The evaluation methodology operates across three layers: (1) the LLM backbone, (2) the agent framework orchestration logic, and (3) the tool execution environment. For each of the six frameworks, the authors execute the 205 test cases and observe whether the agent can be manipulated into unsafe tool invocations, unauthorized API calls, information leakage through tool outputs, or incorrect state management during multi-step reasoning. The test cases are categorized by attack type (e.g., prompt injection, tool argument poisoning, unauthorized privilege escalation, output extraction) and execution phase (planning phase attacks, tool invocation attacks, feedback processing attacks). The benchmark records both whether an attack succeeds and at which layer it succeeds—allowing researchers to distinguish between model vulnerabilities and framework-level design flaws. This holistic instrumentation enables the paper to measure not just that attacks work, but why they work and what component failed to defend against them.

Production Impact

For teams deploying LLM agents in production, this paper provides a concrete risk assessment framework and benchmark that should inform architecture decisions before deployment rather than after incidents occur. Specifically, engineers should understand that tool-augmented agents require defense layers beyond standard LLM safety measures—including sandboxed tool execution, strict API permission boundaries, input validation at tool invocation time, and explicit state isolation between tool calls. The 205-case benchmark can be adapted to evaluate custom agent frameworks before production rollout, helping teams identify vulnerability classes early in development. The trade-off is clear: agents are more capable (they can interact with external systems) but substantially riskier, so adopting this evaluation methodology requires building robust guardrails and acceptance testing infrastructure. Organizations deploying agents should expect to invest in security evaluation effort proportional to the number of tools and APIs the agent can access, as each new integration expands the attack surface.

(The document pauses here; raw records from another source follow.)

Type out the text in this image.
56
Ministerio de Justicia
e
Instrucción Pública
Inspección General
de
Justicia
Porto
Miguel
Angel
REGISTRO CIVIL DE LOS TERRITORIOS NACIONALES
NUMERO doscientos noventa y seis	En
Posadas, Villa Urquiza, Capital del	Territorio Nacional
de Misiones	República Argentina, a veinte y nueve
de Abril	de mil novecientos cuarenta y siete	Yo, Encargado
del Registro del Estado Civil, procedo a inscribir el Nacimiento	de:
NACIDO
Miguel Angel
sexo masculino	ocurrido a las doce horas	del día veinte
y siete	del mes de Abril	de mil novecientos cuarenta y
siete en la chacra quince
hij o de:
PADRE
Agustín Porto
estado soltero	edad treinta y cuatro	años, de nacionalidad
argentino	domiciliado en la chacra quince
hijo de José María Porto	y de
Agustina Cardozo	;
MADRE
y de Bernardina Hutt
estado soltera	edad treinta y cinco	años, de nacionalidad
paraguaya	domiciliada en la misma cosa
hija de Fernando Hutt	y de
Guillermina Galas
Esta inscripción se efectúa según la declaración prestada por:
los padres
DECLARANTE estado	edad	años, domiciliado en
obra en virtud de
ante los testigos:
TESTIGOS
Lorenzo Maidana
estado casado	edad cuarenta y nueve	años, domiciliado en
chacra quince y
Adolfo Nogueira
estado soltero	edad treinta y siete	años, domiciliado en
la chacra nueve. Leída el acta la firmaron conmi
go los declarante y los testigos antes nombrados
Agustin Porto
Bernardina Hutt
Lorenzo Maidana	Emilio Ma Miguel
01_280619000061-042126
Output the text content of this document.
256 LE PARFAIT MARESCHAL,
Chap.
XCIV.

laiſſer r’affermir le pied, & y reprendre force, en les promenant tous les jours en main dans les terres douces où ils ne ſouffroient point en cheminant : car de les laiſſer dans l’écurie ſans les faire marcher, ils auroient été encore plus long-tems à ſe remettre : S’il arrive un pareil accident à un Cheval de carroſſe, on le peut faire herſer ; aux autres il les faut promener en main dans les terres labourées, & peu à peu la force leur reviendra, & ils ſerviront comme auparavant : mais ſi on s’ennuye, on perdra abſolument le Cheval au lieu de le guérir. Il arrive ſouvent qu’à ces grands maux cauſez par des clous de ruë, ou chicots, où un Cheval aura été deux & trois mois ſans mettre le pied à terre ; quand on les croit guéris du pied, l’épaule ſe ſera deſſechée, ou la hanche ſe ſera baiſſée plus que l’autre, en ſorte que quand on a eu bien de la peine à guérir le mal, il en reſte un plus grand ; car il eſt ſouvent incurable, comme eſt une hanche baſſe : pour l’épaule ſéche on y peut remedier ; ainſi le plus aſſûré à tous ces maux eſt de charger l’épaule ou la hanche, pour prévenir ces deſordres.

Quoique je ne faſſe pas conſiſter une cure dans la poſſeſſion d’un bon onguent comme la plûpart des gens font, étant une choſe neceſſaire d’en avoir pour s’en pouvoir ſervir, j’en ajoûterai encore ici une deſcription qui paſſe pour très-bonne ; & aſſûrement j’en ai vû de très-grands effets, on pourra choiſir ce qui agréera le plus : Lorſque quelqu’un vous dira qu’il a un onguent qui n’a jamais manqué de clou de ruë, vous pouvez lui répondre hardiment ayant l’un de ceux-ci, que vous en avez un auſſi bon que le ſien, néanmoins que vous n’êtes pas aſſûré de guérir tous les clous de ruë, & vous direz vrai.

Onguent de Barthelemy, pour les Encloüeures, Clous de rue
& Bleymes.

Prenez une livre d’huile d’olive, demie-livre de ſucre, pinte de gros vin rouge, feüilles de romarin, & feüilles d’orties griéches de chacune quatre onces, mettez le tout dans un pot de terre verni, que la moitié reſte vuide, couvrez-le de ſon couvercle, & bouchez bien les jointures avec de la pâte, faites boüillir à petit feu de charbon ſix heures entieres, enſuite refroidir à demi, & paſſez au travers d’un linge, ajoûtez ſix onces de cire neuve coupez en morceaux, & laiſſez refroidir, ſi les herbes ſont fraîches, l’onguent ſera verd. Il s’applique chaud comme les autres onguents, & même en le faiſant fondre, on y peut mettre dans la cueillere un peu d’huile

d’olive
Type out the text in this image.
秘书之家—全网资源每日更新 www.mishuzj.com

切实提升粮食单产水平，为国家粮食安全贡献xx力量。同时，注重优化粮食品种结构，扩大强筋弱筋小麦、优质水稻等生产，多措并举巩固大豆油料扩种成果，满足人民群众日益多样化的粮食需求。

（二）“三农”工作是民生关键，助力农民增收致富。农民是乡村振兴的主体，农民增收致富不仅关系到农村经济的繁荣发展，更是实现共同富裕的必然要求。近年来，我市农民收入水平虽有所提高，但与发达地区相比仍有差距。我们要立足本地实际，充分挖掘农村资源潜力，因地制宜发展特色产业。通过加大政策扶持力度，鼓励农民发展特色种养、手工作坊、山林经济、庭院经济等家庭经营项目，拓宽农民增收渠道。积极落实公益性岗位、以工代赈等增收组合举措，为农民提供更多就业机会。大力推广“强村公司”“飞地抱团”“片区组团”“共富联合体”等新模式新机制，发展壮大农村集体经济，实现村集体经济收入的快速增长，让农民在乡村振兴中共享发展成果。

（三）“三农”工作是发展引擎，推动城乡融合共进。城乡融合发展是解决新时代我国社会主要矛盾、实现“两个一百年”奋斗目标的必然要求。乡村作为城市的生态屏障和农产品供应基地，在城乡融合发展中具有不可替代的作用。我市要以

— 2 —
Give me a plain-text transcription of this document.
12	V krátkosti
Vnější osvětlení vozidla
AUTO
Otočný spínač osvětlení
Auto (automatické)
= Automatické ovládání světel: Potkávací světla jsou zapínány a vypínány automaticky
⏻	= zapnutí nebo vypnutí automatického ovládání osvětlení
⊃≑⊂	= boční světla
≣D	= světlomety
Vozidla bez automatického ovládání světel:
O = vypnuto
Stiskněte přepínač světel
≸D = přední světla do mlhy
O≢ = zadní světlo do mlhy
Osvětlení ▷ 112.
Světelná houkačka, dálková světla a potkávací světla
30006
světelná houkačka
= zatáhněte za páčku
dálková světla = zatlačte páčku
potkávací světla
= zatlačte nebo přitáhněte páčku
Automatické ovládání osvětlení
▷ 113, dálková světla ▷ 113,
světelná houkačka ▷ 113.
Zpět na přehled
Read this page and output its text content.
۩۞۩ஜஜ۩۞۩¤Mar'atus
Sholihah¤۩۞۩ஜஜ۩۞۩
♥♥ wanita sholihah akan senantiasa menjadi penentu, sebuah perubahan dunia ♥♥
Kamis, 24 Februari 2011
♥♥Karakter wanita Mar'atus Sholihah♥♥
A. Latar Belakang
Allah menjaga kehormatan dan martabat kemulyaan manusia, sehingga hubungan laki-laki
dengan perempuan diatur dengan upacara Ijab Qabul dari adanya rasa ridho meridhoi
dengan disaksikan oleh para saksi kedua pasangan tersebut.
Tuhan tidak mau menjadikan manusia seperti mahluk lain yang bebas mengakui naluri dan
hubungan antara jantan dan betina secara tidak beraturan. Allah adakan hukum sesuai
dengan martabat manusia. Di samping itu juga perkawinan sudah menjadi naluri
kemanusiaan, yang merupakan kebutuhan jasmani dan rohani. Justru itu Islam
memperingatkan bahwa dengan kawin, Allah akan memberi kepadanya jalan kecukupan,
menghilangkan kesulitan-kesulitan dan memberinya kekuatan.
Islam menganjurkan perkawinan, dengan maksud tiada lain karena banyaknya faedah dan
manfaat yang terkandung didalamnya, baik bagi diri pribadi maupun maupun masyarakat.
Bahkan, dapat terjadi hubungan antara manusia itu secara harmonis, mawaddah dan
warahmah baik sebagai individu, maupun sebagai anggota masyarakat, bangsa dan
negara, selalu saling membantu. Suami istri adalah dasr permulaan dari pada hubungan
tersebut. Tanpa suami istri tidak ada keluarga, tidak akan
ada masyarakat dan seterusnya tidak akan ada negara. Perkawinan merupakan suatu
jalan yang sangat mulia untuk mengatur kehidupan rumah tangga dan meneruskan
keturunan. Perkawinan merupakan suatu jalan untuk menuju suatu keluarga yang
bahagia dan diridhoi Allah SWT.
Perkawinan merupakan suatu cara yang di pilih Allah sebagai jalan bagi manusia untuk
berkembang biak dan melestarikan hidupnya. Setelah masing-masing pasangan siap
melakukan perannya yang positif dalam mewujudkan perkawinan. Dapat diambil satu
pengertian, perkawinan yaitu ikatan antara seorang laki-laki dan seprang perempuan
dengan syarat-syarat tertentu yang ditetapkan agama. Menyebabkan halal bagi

Limitations and When Not to Use This

The paper evaluates only six specific OpenClaw variants, leaving open the question of how findings generalize to other agent frameworks (ReAct, multi-agent systems, hierarchical agents) or to custom in-house implementations that may have different architectures. The threat model assumes adversaries can craft malicious inputs or poison tool outputs, but does not address supply-chain attacks (compromised model weights), sophisticated gradient-based attacks, or adversaries with internal access to the agent infrastructure. The benchmark is static—205 fixed test cases—so it may not capture novel attack strategies discovered after publication or attacks that require adaptive, multi-turn exploitation. Additionally, the paper does not propose concrete mitigations or defenses, so readers get a clear picture of the problem landscape but limited guidance on how to fix each vulnerability class; follow-up work on agent-specific defense mechanisms would be valuable.

Research Context

This work builds on a growing body of AI safety research that has extended from model-only evaluation (testing LLMs in isolation) to systems-level evaluation (testing models embedded in larger applications). It complements prior work on adversarial robustness of language models and prompt injection attacks, but extends the threat model to include framework-level logic and tool-execution semantics. The paper contributes to the agent security research direction that includes work on tool use in language models, multi-agent coordination safety, and autonomous system security. The benchmark itself is a research artifact that will likely become a standard evaluation tool in the agent security community, similar to how other security benchmarks (e.g., for adversarial examples) have become infrastructure for the field.